Election-year politics and prudent energy policy do not mix well. The combination is even worse when the election cycle coincides with a genuine energy crisis, and both parties seek to curry favor through short-sighted proposals aimed at producing votes, rather than BTUs or kilowatt-hours. We saw this earlier in the year with suggestions by Senator Clinton and Senator McCain to suspend the federal tax on motor fuels for the summer, and we are seeing it again in calls by the Speaker of the House and others to release oil from the Strategic Petroleum Reserve to drive down fuel prices.
It's remarkable how quickly the debate over the Strategic Petroleum Reserve (SPR) has shifted from halting additions to it, to draining it. The former was eminently sensible, in light of the cost of the program and the possibility that diverting small quantities of light, sweet crude into storage was having a disproportionate impact on the price of all oil. The balance of risks strongly favored suspending additions to the SPR; quite the contrary is true for using SPR oil to create a brief, convenient slump in the oil market, while diverting attention from the more serious discussion of increasing supply and reducing demand--both sides of which would be harmed by a non-emergency release from the SPR.
Make no mistake: the current SPR is a relic of the energy crisis of the 1970s that merits serious re-thinking about its fundamental purpose and the best way to achieve it in a very different economic and geopolitical environment. It is also possible to conceive of ways in which oil in the SPR could be used to speed up the contribution of production from new oil fields, once they are identified and under development, via SPR vs. reservoir exchanges. However, such considerations are quite different from simply dumping SPR oil into the market--volumes that under the policy passed by this Congress could not be replaced as long as oil remains expensive--for no purpose other than to provide some relief at the gas pump, where prices are already likely to fall by another 25-35 cents per gallon, based on the past week's drop in the crude oil and gasoline futures markets.
The problems with releasing SPR oil now are straightforward. Inventory is not production. The proposed draw-down is not sustainable, while the production that new drilling could add would contribute to our energy supplies for a generation. Moreover, oil prices are a classic stock-and-flow system, reflecting the current balance between actual supply and actual demand, and the difference between actual inventory and desired inventory. Although the flow of SPR oil into the market would create a temporary glut and drive down the price of oil for prompt delivery, the subsequent lower inventory levels--even for an emergency back-up such as the SPR--could result in even higher prices after the release program ended than before it began. At the same time, this signal--not just from lower current prices but also from the demonstrated willingness of the government to use the SPR to manipulate the market--would deter new energy projects, including those for alternative fuels that are more attractive when oil prices are high, while impeding our transition to more efficient vehicles.

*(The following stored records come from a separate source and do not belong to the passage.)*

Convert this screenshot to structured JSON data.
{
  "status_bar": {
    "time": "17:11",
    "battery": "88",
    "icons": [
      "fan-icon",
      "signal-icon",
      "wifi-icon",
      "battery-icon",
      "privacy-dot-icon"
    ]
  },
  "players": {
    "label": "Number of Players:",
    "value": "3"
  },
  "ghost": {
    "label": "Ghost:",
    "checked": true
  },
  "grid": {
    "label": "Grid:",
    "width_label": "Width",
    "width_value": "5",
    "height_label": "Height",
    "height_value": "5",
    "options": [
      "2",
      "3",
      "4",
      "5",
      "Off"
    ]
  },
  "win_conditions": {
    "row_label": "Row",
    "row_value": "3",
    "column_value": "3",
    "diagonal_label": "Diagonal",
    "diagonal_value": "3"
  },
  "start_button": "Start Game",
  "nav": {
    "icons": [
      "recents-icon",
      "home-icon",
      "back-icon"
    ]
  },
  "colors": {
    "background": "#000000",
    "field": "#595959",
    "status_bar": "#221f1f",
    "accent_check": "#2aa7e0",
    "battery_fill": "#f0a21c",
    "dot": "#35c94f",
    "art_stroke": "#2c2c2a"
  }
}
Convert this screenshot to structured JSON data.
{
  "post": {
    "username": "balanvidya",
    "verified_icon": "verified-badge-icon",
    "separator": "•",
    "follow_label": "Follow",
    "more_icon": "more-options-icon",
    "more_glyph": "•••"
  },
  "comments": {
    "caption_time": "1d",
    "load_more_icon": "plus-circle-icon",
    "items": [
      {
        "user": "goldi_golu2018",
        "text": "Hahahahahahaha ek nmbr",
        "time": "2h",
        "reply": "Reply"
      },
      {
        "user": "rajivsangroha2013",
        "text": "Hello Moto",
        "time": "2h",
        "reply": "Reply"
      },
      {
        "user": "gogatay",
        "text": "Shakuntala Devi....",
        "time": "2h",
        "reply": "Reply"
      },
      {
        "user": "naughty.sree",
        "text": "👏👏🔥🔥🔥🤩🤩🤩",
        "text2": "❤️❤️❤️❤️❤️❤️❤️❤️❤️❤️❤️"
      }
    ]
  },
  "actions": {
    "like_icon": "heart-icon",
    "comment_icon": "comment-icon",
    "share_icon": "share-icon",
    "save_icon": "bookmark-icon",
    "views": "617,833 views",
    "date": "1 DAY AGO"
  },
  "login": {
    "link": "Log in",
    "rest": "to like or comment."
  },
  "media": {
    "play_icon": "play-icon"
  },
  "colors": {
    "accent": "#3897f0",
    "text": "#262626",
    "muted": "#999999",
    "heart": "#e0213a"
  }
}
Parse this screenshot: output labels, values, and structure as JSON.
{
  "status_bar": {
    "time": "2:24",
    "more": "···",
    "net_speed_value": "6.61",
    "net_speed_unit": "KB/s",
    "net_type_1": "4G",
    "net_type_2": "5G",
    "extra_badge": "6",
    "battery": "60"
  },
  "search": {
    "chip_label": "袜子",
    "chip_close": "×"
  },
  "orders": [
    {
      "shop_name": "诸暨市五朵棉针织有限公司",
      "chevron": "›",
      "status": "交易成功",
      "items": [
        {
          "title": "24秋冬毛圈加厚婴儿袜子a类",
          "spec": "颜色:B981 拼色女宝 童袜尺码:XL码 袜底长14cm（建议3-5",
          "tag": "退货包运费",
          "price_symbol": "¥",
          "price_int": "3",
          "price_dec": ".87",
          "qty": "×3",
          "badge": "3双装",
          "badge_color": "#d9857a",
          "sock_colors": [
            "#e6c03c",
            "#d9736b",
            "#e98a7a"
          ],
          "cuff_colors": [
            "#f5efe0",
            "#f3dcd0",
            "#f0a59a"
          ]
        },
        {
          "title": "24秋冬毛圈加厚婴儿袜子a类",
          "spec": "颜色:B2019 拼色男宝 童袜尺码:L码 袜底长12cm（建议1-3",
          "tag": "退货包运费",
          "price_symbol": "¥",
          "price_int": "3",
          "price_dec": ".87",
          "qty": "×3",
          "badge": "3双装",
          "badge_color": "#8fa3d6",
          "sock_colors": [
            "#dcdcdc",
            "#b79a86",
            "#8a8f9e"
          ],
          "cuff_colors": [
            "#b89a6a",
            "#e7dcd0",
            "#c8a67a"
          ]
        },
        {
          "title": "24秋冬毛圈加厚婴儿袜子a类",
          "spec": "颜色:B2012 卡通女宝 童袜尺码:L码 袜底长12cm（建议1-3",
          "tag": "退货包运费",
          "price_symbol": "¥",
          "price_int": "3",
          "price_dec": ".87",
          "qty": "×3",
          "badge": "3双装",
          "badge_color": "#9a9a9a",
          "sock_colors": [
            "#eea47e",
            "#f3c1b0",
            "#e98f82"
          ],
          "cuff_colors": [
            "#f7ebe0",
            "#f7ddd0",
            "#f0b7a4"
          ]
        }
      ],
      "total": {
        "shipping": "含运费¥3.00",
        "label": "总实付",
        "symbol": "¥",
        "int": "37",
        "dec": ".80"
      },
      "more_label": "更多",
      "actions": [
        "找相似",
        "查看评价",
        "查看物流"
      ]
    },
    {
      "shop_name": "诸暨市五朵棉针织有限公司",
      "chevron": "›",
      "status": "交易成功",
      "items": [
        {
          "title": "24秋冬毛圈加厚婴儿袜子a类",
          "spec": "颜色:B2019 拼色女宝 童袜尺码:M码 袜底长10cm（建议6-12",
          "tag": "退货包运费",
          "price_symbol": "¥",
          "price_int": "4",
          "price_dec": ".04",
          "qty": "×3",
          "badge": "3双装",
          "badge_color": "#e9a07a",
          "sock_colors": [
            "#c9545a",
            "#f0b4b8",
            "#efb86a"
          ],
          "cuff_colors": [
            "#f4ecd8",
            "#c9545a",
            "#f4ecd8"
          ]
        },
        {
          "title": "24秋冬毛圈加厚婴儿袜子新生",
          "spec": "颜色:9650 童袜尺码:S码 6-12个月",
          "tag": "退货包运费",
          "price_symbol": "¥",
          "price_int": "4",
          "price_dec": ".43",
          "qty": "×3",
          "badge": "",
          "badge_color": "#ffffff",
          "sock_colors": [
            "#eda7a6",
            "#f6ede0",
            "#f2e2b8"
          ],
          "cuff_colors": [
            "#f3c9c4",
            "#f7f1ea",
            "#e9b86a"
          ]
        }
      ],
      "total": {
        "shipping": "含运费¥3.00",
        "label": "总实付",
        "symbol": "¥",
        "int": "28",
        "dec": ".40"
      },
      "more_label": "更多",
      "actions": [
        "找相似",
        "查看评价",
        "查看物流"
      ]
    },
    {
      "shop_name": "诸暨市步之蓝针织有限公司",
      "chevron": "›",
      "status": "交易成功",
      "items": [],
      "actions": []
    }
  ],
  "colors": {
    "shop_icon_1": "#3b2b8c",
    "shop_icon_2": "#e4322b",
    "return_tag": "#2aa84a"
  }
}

The world has changed in many ways since the SPR was first opened, and some of those changes make it even more essential for the US to have quick access to large volumes of oil in extremis. Among other things, our net oil imports have doubled since President Ford signed the SPR into law in 1975. Although oil prices remain high, supply still meets demand. Yet it is far too easy to envision plausible scenarios in which that would not be the case, involving terrorism, expanded conflict in the Middle East, or the effects of Peak Oil. In any of those cases, we might find that the SPR's current 160 days of supply at its 4.4 million barrel per day maximum delivery rate are not nearly as ample as they seem.
Aside from expediency, the theory behind releasing SPR oil now is based on a flawed narrative involving a bubble in oil prices. If the evidence were clear that supply and demand would balance at a much lower oil price, and that speculators were responsible for a large fraction of the current oil price, then I could support using a brief release from the SPR to crush speculation. The reality appears much different. Oil prices have fallen since this debate started, largely because of the extraordinary reduction in demand that high prices and a weak economy have triggered--and not because the market sees a realistic prospect of a SPR release this year. Oil is trading today below $125 per barrel for delivery in September 2008, as well as for delivery in December of 2010, 2011 and 2012. That could change tomorrow, due to some event, but it suggests that the impact of speculation is more like the foam in a glass of beer than a steadily-inflating bubble. The interests of the nation would be better served by a Congressional commission on re-engineering the SPR for the 21st century, than by Congressional legislation to fritter away this $88 billion asset in the pursuit of short-term goals.